An insanely rich and outrageously addictive dessert!
By: Madhulika Dash
Spain claims it's theirs, Mexicans call their national celebratory dessert, and the British believe their "hedgehog pudding" inspired its invention, so which place does the Pastel de tres leches really belong to?
World War II: Nestle is expanding to Latin America, and to capture the market, the company decides to bring out labels with the tres leche recipe on it. Bringing out labels with the continent's favourite dessert was a gimmick the 1875 established Food Company had mastered in, and with an impressive rate of success.
However, even Nestle, who often claims to have popularised tres leche, couldn't quite estimate the way the dessert would grow in popularity.
While food historians (and writers) give enough credence to the iconic brand for successfully popularising tres leche across continents, when it comes to the parentage of this gooey, soft, rich, soaked-in-milk sponge cake, there has been but ambiguity surrounding this luscious dessert's birth.
"It's like a child with too many fathers," says Chef Vikas Seth of Bangalore-based Mexican restaurant Sanchos about the dessert, who believes that the present form of the dessert developed across the little bake homes in Mexico. One of the best tres leche makers in the country, Chef Seth recipe for the dessert in fact comes from the ports of Mexico, where the dessert is an autumn and winter delicacy and is served in mini bites, much like the tiramisu, topped with Meringue and maraschino cherry.
A general consensus is that tres leche came from Nicaragua, where most of the earlier iterations of the dessert we see today, can be sourced from. There are others who believe that the recipe came from the Tabasco, where the cake batter was poured into a tin of scalding milk, baked and then served on a milk bath, akin to the British 'hedgehog pudding', essentially a sponge cake doused in a bath of sherry and almonds, and served in a moat of custard.
Others believe that it came from Sinaloa in Spain, where a perforated sponge cake was dipped in a milk bath made of evaporated milk, heavy cream and sweet condensed milk. Again, a recipe that could have been inspired by colonial-era recipe for Viceroy's Cake: sherry-drenched layers of cake, custard, fruit, and meringue.
Interestingly, the art of soaking breads (that's how the bread pudding and Tiramisu came) was much prevalent in colonial Europe since the beginning of the 18th century. In fact, the traditional sopa dorada (golden soup), a Portuguese recipe that many believe inspired other cake soaked desserts, finds mention in the 18th-century British cookbook.
Essentially, a dessert made from toasted bread (and later cake) soaked in sugar, white wine, egg yolk and rose water, it eventually led to yet another classic called the bread pudding.
So while it may have happened that some confectioner got inspired and created the tres leche through experiments, it remained a rather expensive affair mostly seen in weddings and celebratory parties.
What was the reason?
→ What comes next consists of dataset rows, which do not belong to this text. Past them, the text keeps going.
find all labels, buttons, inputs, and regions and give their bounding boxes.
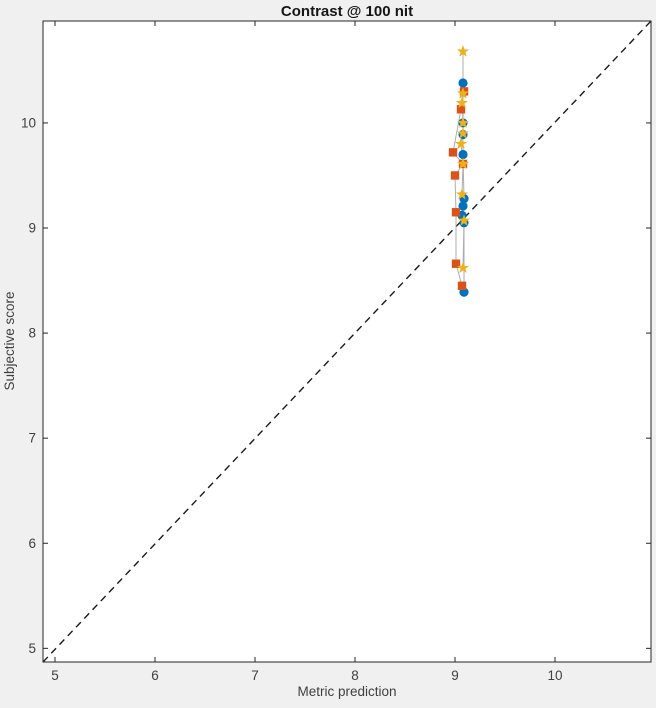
x-tick-label: 8 [351, 668, 359, 683]
x-tick-label: 10 [547, 668, 562, 683]
identity-line [42, 20, 652, 663]
axes-box [42, 20, 652, 663]
data-point-circle [458, 78, 468, 88]
data-point-square [448, 148, 458, 157]
y-tick-label: 8 [28, 326, 36, 341]
x-tick-label: 5 [51, 668, 59, 683]
x-tick-label: 7 [251, 668, 259, 683]
plot-generated-content: 5 6 7 8 9 10 5 6 7 8 9 10 [21, 20, 652, 683]
data-point-star [457, 116, 469, 129]
y-tick-label: 9 [28, 221, 36, 236]
data-point-star [457, 127, 469, 139]
data-point-star [455, 137, 467, 150]
data-point-circle [458, 201, 468, 211]
data-point-star [457, 261, 469, 274]
data-point-square [457, 281, 467, 291]
data-point-star [457, 157, 469, 170]
data-point-star [456, 188, 468, 200]
y-tick-label: 10 [21, 115, 36, 130]
x-tick-label: 6 [151, 668, 159, 683]
data-point-square [451, 259, 461, 268]
y-axis-label: Subjective score [2, 291, 17, 390]
x-axis-label: Metric prediction [297, 684, 396, 699]
y-tick-label: 7 [28, 431, 36, 446]
data-point-circle [458, 149, 468, 160]
y-tick-label: 5 [28, 641, 36, 656]
data-point-square [451, 208, 461, 217]
data-point-star [457, 87, 469, 99]
series-line-orange-squares [452, 91, 465, 286]
data-point-star [457, 45, 469, 57]
chart-title: Contrast @ 100 nit [281, 3, 413, 20]
data-point-square [456, 105, 466, 114]
data-point-star [458, 214, 470, 226]
y-tick-label: 6 [28, 536, 36, 551]
x-tick-label: 9 [451, 668, 459, 683]
data-point-square [450, 171, 460, 180]
data-point-star [456, 96, 468, 109]
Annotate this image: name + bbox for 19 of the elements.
While it was extremely light and fluffy, the sponge and the milk bath proportion play an important role in making this sugar crumb, which has a very short self-life.
After baking, the cake needs to rest and then immediately be chilled, a temperature that has to be maintained throughout so none of the milk forms changes nature. This makes it an extremely tricky dessert to handle, and hence the tres leche was often seen as a spa dessert that often moved in high society circle.
The dessert of course was first noticed when it reached Texas in the early 19th century, and with Nestle condensed milk became one of the popular desserts. Of course by then the tres leche had changed the appearance from a naked sponge cake that was served with whipped cream and cherry, the innovative dessert now had a Snow White appearance where the cake was dressed in whipped cream, set atop a milk sauce with an extra serving of sweet condensed milk or chocolate with cherry or glazed strawberries on the side. The mark of a good cake today, according to Chef Seth is that it will maintain the distinct texture of a soft, moist cake in spite of it being soaked in a mixture of three types of milk, overnight
And though it is true that the origin of this popular dessert is still not clear, there is little doubt that the three milk wonder is a descendant of a long and respectable tradition of desserts that routes through Colonial Mexican history to Medieval Europe.